Misschien vonden ze hier een ander middel om de twee dolfijnen te bevrijden?
Het zag er veilig uit en Marijn gaf Talitha een seintje dat ze de deur mocht loslaten en meekomen. Enkele seconden later viel ze in het slot. Marijn draaide zich om en stelde vast dat de deur van binnenuit niet kon worden opengemaakt. Wilden ze weer naar buiten, dan kon dat alleen nog met een magnetische kaart. Ze zaten vast.

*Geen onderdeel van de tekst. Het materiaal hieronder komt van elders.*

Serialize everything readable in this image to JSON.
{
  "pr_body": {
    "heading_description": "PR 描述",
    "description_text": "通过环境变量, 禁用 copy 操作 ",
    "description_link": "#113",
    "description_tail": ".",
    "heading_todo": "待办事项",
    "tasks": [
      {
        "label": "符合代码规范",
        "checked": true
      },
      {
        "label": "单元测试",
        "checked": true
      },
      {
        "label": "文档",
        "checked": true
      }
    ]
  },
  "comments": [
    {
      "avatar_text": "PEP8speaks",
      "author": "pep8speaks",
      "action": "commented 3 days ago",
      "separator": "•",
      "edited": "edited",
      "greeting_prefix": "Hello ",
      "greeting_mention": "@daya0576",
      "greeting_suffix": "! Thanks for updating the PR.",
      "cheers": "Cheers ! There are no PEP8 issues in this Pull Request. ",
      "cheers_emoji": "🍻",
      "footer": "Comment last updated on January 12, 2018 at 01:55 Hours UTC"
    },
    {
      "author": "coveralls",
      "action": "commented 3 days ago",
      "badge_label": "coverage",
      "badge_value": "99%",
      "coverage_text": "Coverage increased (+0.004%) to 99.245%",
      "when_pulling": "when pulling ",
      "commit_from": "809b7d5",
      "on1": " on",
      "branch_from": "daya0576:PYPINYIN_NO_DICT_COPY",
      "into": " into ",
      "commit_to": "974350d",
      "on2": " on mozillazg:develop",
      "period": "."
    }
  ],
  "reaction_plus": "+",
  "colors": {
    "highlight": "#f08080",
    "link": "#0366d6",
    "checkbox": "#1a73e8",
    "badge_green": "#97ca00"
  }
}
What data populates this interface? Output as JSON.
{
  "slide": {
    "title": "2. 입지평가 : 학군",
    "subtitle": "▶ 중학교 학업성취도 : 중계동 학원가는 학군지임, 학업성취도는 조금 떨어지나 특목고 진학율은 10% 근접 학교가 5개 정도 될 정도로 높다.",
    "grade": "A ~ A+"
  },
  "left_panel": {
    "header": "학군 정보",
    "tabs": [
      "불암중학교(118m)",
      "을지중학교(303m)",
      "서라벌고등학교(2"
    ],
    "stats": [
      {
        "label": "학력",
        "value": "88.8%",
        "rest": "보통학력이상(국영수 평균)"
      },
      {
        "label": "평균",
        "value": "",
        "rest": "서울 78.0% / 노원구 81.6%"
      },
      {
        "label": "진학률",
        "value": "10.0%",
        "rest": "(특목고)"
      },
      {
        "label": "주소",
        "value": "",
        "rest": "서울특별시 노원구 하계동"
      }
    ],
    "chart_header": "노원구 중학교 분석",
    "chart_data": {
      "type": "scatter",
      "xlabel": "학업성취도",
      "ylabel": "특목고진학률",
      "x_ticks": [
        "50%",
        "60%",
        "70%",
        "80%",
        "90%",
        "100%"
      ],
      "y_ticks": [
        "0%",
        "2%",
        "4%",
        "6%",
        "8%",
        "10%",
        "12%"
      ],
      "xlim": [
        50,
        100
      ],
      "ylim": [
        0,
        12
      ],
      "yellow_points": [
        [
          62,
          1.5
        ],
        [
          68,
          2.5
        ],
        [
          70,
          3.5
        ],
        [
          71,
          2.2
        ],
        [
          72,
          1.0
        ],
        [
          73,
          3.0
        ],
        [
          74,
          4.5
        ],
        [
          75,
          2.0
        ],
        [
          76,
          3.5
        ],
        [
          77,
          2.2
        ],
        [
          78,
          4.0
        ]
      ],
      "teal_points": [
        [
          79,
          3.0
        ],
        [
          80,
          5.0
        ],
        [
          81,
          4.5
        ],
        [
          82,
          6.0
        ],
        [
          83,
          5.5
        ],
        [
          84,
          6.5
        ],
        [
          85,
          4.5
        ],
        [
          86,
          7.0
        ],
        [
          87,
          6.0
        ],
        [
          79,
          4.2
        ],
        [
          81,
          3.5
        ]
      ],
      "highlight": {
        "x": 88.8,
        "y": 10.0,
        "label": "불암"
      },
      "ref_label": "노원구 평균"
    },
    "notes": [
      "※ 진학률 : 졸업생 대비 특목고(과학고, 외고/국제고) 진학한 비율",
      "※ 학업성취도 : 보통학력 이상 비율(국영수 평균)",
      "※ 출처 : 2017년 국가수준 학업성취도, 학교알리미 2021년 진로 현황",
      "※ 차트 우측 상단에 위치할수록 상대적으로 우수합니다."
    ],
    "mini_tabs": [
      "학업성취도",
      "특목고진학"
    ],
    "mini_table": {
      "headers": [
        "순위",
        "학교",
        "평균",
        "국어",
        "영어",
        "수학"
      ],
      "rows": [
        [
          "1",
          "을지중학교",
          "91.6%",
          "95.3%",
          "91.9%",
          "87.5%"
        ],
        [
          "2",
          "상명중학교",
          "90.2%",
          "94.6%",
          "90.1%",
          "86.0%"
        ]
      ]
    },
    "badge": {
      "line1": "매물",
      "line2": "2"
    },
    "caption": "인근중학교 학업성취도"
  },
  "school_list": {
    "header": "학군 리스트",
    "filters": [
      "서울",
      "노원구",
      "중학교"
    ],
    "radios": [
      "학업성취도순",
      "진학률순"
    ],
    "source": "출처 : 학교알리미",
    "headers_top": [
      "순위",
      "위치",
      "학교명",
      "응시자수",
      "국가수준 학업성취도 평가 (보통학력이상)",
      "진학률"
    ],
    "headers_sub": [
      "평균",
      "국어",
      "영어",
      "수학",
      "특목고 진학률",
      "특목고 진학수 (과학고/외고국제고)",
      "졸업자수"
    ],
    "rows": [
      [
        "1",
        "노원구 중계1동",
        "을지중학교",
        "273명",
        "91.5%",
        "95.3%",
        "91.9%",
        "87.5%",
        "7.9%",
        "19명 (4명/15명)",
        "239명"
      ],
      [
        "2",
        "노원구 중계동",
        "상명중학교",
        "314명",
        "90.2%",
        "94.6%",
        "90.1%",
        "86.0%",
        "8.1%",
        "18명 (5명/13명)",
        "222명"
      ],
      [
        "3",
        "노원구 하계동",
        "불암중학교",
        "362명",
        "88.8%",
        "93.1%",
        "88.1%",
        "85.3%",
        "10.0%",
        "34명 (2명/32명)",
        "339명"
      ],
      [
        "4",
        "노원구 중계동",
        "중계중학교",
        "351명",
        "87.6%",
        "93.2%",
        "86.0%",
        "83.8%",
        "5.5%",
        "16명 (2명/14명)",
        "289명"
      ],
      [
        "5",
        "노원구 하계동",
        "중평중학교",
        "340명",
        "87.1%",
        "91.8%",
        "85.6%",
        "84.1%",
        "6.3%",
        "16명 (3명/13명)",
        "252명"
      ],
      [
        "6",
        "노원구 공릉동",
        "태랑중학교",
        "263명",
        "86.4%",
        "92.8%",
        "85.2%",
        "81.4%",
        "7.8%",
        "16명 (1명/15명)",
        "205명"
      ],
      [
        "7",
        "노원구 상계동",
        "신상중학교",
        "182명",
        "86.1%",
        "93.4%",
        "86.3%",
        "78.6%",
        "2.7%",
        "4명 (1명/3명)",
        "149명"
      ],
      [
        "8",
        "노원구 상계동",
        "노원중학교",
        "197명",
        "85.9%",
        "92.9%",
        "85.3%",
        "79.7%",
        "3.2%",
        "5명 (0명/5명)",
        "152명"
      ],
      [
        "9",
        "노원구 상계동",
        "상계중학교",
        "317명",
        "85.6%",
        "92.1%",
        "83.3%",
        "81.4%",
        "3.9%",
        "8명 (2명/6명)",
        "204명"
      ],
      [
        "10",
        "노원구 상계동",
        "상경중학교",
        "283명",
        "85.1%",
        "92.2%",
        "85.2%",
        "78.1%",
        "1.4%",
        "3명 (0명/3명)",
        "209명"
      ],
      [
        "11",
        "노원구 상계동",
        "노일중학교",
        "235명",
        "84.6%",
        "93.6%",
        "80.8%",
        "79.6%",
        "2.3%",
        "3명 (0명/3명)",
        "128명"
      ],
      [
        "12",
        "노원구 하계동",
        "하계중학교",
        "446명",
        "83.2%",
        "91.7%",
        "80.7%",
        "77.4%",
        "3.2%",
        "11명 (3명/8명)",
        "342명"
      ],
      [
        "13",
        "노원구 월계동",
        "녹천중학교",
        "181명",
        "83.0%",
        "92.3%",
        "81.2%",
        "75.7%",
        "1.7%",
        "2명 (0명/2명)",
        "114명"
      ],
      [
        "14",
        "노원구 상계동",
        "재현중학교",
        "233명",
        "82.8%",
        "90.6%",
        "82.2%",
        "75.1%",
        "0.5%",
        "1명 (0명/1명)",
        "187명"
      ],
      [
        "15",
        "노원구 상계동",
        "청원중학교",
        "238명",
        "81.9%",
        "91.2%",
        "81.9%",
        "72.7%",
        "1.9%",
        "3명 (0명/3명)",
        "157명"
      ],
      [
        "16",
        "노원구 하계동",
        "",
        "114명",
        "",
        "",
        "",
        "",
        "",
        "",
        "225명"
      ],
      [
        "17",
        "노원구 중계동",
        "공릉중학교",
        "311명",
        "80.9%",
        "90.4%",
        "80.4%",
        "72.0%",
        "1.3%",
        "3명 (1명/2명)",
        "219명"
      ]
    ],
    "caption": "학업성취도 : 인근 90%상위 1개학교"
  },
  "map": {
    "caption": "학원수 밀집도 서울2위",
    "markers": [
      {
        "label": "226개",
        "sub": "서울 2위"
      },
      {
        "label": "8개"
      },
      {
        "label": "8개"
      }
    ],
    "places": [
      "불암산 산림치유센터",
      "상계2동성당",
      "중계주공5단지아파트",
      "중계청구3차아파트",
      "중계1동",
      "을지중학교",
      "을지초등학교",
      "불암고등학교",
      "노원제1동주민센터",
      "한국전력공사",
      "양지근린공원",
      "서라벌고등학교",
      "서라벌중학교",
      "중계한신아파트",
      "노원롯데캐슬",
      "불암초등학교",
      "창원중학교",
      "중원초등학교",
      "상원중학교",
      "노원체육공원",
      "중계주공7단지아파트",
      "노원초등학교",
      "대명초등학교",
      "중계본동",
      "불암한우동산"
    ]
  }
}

In de controlekamer daar niet ver vandaan, werd er opeens iemand heel nerveus. Bijna anderhalf uur lang had hij het tweetal via de tientallen verborgen camera's gemakkelijk kunnen volgen. Nu liet hij al voor de derde keer alle uithoeken van het complex op een van de zes monitorschermen in versneld tempo voorbij defileren. Maar geen enkele keer ving zijn geoefende oog de ondertussen vertrouwde beelden op. Waar waren die twee opeens gebleven? Ze konden toch niet zomaar zijn verdwenen? De man moest zich inhouden om niet te vloeken. Eigenlijk had hij al veel eerder moeten ingrijpen. Maar in afwachting van een daartoe geschikt moment, bleef hij het maar uitstellen. Nu kon die fout hem in een heel moeilijke positie brengen. Het koste wat het wil, maar hij moest die twee terugvinden.